Perhaps the real issue that Christ highlighted in his parable was the danger in dismissing an approach to God based on genuine contrition, especially when it casts us in a better light to contrast our public piety with the notorious misdeeds of others. We're all guilty of that."
So let's take a look at "Love the sinner, hate the sin" in action:
The whole "Hate the sin, love the sinner bit" bit is a rhetorical cudgel to clobber other people while letting us feel superior. See the example above.
I'm all for contrition. When you bear false witness against your neighbors (especially when you deliberately and publicly misrepresent their lives and their relationships), then you should feel contrite.
However, contrition is not necessarily an entrance fee for salvation. It's what we should feel when we deliberately harm someone.
God loves us the same way we love each other, in our entirety, because of and despite so much. Just as we do not single out aspects of each other to love and others to hate, so God does not either. Anything else is not love. It is something else.
Failure to conform to the demands of a Bronze Age purity code that cannot stand up to the tests of reality and morality is no cause for contrition.
7 comments:
All I can say is, If you can hate the sin but not the sinner, I can hate the beliefs but not the believers!
"I can hate the beliefs but not the believers!"
I should certainly hope so.
I am not sure what the video has to do with this question--that guy seems to be the point man for the "hate the sin and hate the sinner" team.
I'm not sure why people hate this formulation so much, the separation of moral discernment from individual hatred. It's not always easy to do, but it's a fairly common thing, and I'm not sure how the other alternatives stack up to it.
Every parent has had that time when a child has hurt someone else, and been scolded, and tearfully bursts out, "You hate me!", and mom or dad releases the brow, and smiles, and says, "No, I love you, but I really hate what you did to your friend." It's how we come to understand that being expected to behave lovingly is not hating us.
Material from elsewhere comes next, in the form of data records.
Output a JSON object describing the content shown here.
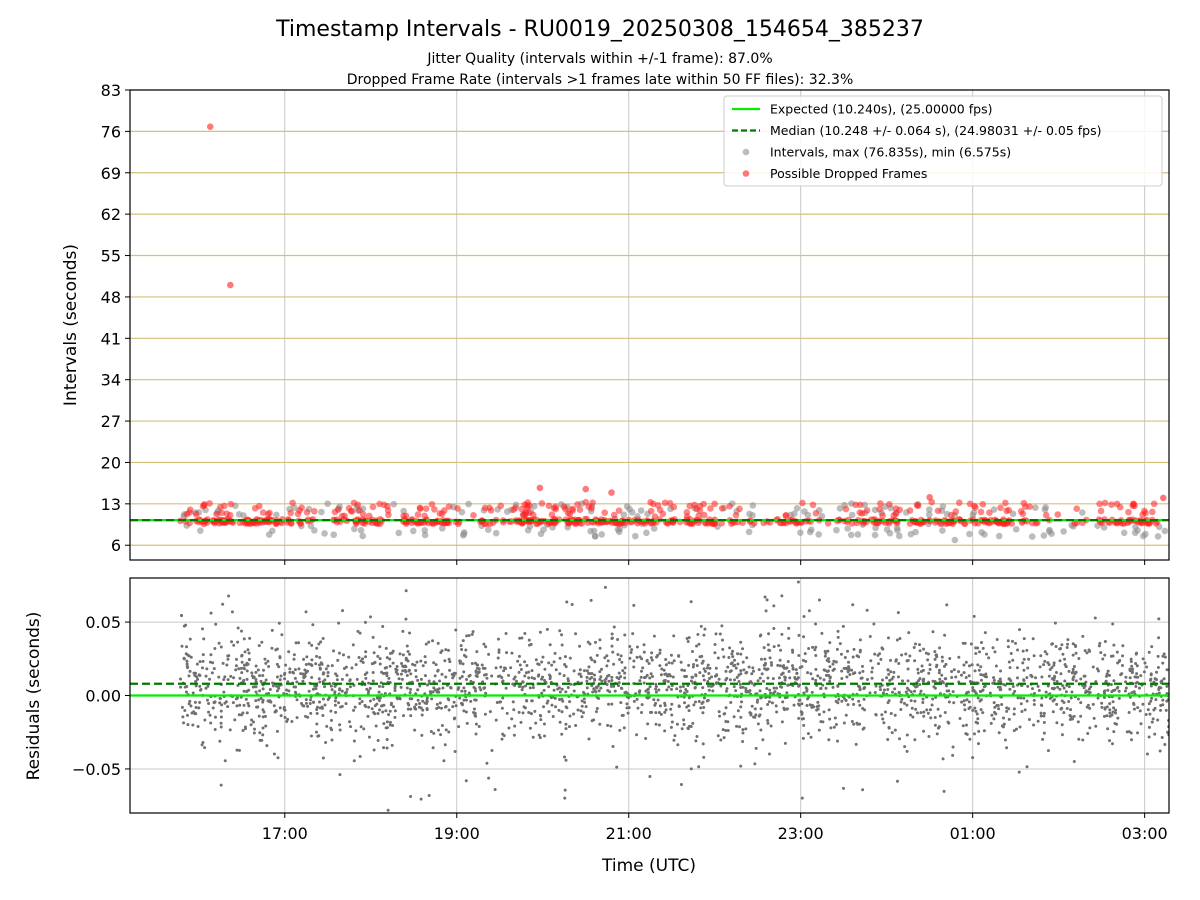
{
  "figure": {
    "title": "Timestamp Intervals - RU0019_20250308_154654_385237",
    "subtitle_1": "Jitter Quality (intervals within +/-1 frame): 87.0%",
    "subtitle_2": "Dropped Frame Rate (intervals >1 frames late within 50 FF files): 32.3%"
  },
  "colors": {
    "expected": "#00ee00",
    "median": "#007a00",
    "intervals": "#909090",
    "dropped": "#ff2020",
    "residuals": "#707070",
    "hgrid_top": "#d4c17a",
    "grid": "#c8c8c8"
  },
  "chart_data": [
    {
      "type": "scatter",
      "panel": "intervals",
      "xlabel": "",
      "ylabel": "Intervals (seconds)",
      "x_range": [
        "15:12",
        "03:17"
      ],
      "x_ticks": [
        "17:00",
        "19:00",
        "21:00",
        "23:00",
        "01:00",
        "03:00"
      ],
      "ylim": [
        3.5,
        83
      ],
      "y_ticks": [
        6,
        13,
        20,
        27,
        34,
        41,
        48,
        55,
        62,
        69,
        76,
        83
      ],
      "grid": "vertical lines + colored horizontal lines",
      "legend_position": "top-right",
      "legend": [
        {
          "label": "Expected (10.240s), (25.00000 fps)",
          "style": "solid-line",
          "color": "#00ee00"
        },
        {
          "label": "Median (10.248 +/- 0.064 s), (24.98031 +/- 0.05 fps)",
          "style": "dashed-line",
          "color": "#007a00"
        },
        {
          "label": "Intervals, max (76.835s), min (6.575s)",
          "style": "marker",
          "color": "#909090"
        },
        {
          "label": "Possible Dropped Frames",
          "style": "marker",
          "color": "#ff2020"
        }
      ],
      "series": [
        {
          "name": "Expected (10.240s), (25.00000 fps)",
          "kind": "hline",
          "y": 10.24
        },
        {
          "name": "Median (10.248 +/- 0.064 s), (24.98031 +/- 0.05 fps)",
          "kind": "hline",
          "y": 10.248
        },
        {
          "name": "Intervals, max (76.835s), min (6.575s)",
          "kind": "scatter",
          "x_start": "15:47",
          "x_end": "03:17",
          "typical_y": 10.25,
          "max": 76.835,
          "min": 6.575
        },
        {
          "name": "Possible Dropped Frames",
          "kind": "scatter",
          "outliers": [
            {
              "x": "16:08",
              "y": 76.8
            },
            {
              "x": "16:22",
              "y": 50.0
            },
            {
              "x": "19:58",
              "y": 15.7
            },
            {
              "x": "20:30",
              "y": 15.5
            },
            {
              "x": "20:48",
              "y": 14.9
            },
            {
              "x": "00:30",
              "y": 14.1
            },
            {
              "x": "03:13",
              "y": 14.0
            }
          ]
        }
      ]
    },
    {
      "type": "scatter",
      "panel": "residuals",
      "xlabel": "Time (UTC)",
      "ylabel": "Residuals (seconds)",
      "x_range": [
        "15:12",
        "03:17"
      ],
      "x_ticks": [
        "17:00",
        "19:00",
        "21:00",
        "23:00",
        "01:00",
        "03:00"
      ],
      "ylim": [
        -0.08,
        0.08
      ],
      "y_ticks": [
        -0.05,
        0.0,
        0.05
      ],
      "y_tick_labels": [
        "−0.05",
        "0.00",
        "0.05"
      ],
      "grid": true,
      "series": [
        {
          "name": "expected-zero",
          "kind": "hline",
          "y": 0.0
        },
        {
          "name": "median-offset",
          "kind": "hline",
          "y": 0.008
        },
        {
          "name": "residuals",
          "kind": "scatter",
          "x_start": "15:47",
          "x_end": "03:17",
          "spread_sd": 0.018
        }
      ]
    }
  ]
}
It's not easy to hate war and love George Bush. It's not easy to hate torture and love Dick Cheney. But that is precisely what Christians, at least, are expressly called to do by Jesus. "Love your enemies."
Part of its possibility lies in equivocation. To hate greed is not the same as hating a greedy person. It can lead to it, and obviously it often does (see Exhibit A above), but it need not.
So, in the end, there are four possibilities (let's take murder as our example):
1. Love murder and love the murderer.
2. Love murder and hate the murderer.
3. Hate murder and love the murderer.
4. Hate murder and hate the murderer.
Of these four, I think the Christian faith still calls us to go with number three. It isn't easy, but I think it's possible. And I think it far better than learning to love murder so that we can love the murderer.
(And this, of course, entirely skirts over what is often the real issue in these disputes, whether a particular thing is, in fact, a sin. If it is not, "Hate the virtue" is not really an option.)
Hatred is a pointless, selfish, and self-destroying emotion. This comes from someone who hates a lot. It is useless, exhausting, and ungodly, regardless of its inclusion in the bible as being something God does. If He does do it, having done it myself, and knowing its source and effect, He is not God.
Anyone whose "sin" is hated knows the "love the sinner, hate the sin" platitude doesn't wash. It's visceral and maybe that's because the "sin" they are hating is an integral part of my identity, viz. being gay. So an integral part of me is being hated and the distinction simply does not hold up. We can play abstract games and even say God loves us all unconditionally and does not view our sins kindly, which I believe is true, but that is way too abstract. When the rubber meets the road in human interactions the "sinners" know they are not loved either.
Not the biggest congregation, is it?
Pastor Worley makes me think that we should reconsider Godwin's Law.
I've said, for quite some time, Counterlight, that the only people who invoke Godwin's Law are people with a Nazi agenda.